Mi prendo il compito di fare,
indegnamente, una piccolo excursus
sul ragionamento che è stato portato avanti, in questi decenni, da alcuni
pensatori, per arrivare, poi, a parlare, con Leonardo, del suo “antispecismo
debole”.
I nomi, che chi si occupa di tali
questioni ha sempre sentito citare, sono quelli di Peter Singer e Tom Regan. Il
primo è un filosofo australiano, autore del celebre testo “Liberazione
animale”, che fa leva sulla capacità degli animali di soffrire per farne
discendere il nostro dovere di sottrarli da ogni forma di inflizione del
dolore. Il secondo è un filosofo statunitense, che ha concentrato la sua
attenzione sul fatto che ogni animale non solo può provare dolore, ma è
“soggetto di una vita”, la quale ha valore di per sé, e su questo approccio di
tipo giusnaturalista ha fondato la sua etica di rispetto per tutti gli animali
in quanto esseri senzienti.
Leonardo Caffo,
sorprendentemente, considera che anche questo atteggiamento morale sia
tacciabile di “specismo” (termine con cui si indica la discriminazione che si
opera nei confronti di appartenenti a specie diverse, così come il razzismo è
la discriminazione nei confronti di chi appartiene ad una altra razza). Ed
infatti – osserva il filosofo - finiamo
per voler salvare gli animali non umani solo perché simili a noi, in quanto
capaci di soffrire o perché li avvertiamo, come noi, “soggetti di una vita”.

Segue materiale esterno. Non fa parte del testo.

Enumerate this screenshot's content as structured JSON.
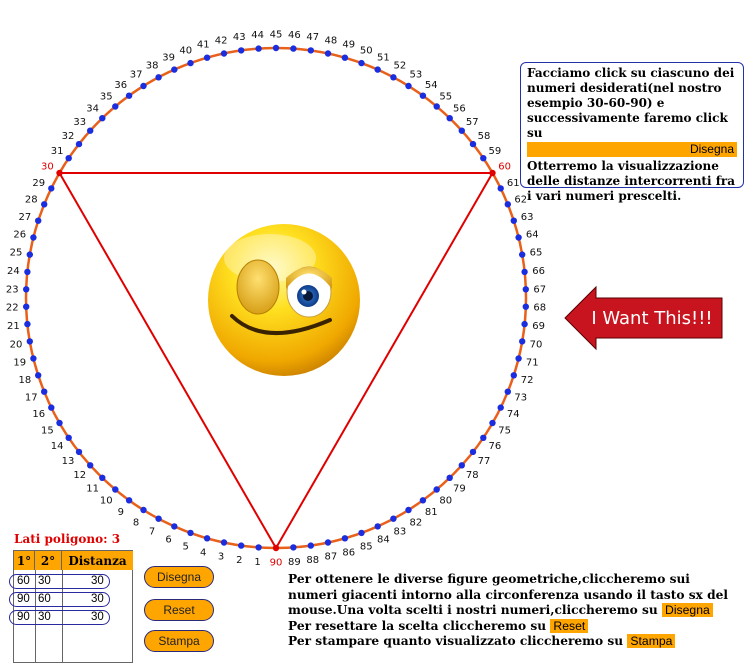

Ma Caffo distingue tra uno
specismo naturale, del tutto giustificabile in quanto si tratta di una normale
propensione che ognuno ha nei confronti dei membri della propria specie, da uno
innaturale, che è un vero meccanismo di oppressione, di cui può essere un
esempio un allevamento intensivo.
In opposizione ad ogni tipo di
specismo, l’antispecismo “debole” che propone Caffo postula un atteggiamento di
totale altruismo, che comporta addirittura la rinuncia ad una parte della
natura umana. Se è davvero “oltre la specie” – afferma il filosofo - l’antispecismo deve accettare solo argomenti
diretti a salvare gli animali, anche se potrebbero portare problemi alla
società umana. Dice Caffo, testualmente, che la lotta non deve essere “per l’uomo o anche per l’uomo”, ma “solo e soltanto per gli animali non umani”,
in quanto “il volto di un maiale lacrimante prima della gogna, vale – da solo –
più di tutti i sogni dell’umanità che conquista (distruggendoli) mari, monti e
pianeti”.
Si tratta, dunque, di un
approccio che prescinde dai benefici che l’uomo può ricavare dall’attivismo
antispecista. Anzi, secondo Caffo, l’antispecismo non può in alcun modo avere
alleati politici che facciano dell’umano l’unico obiettivo di salvezza, come
alcuni antispecismi “moderati” di tipo morale e politico.
Essendo un amante della
decostruzione tipica della filosofia postumanista, mi sento di muovere
un’obiezione a Leonardo Caffo, in quanto la sua impostazione – a mio avviso –
non esce fuori dal perimetro dello specismo di cui taccia le posizioni di
Singer o Regan, per il semplice motivo che questo specismo, di tipo naturale
secondo la definizione dello stesso Caffo, è inevitabile. Siamo noi uomini a costruire
i concetti di cui stiamo parlando, e vorrei sapere, a questo punto, chi ci dà
il diritto di fare una rivoluzione al posto del maiale.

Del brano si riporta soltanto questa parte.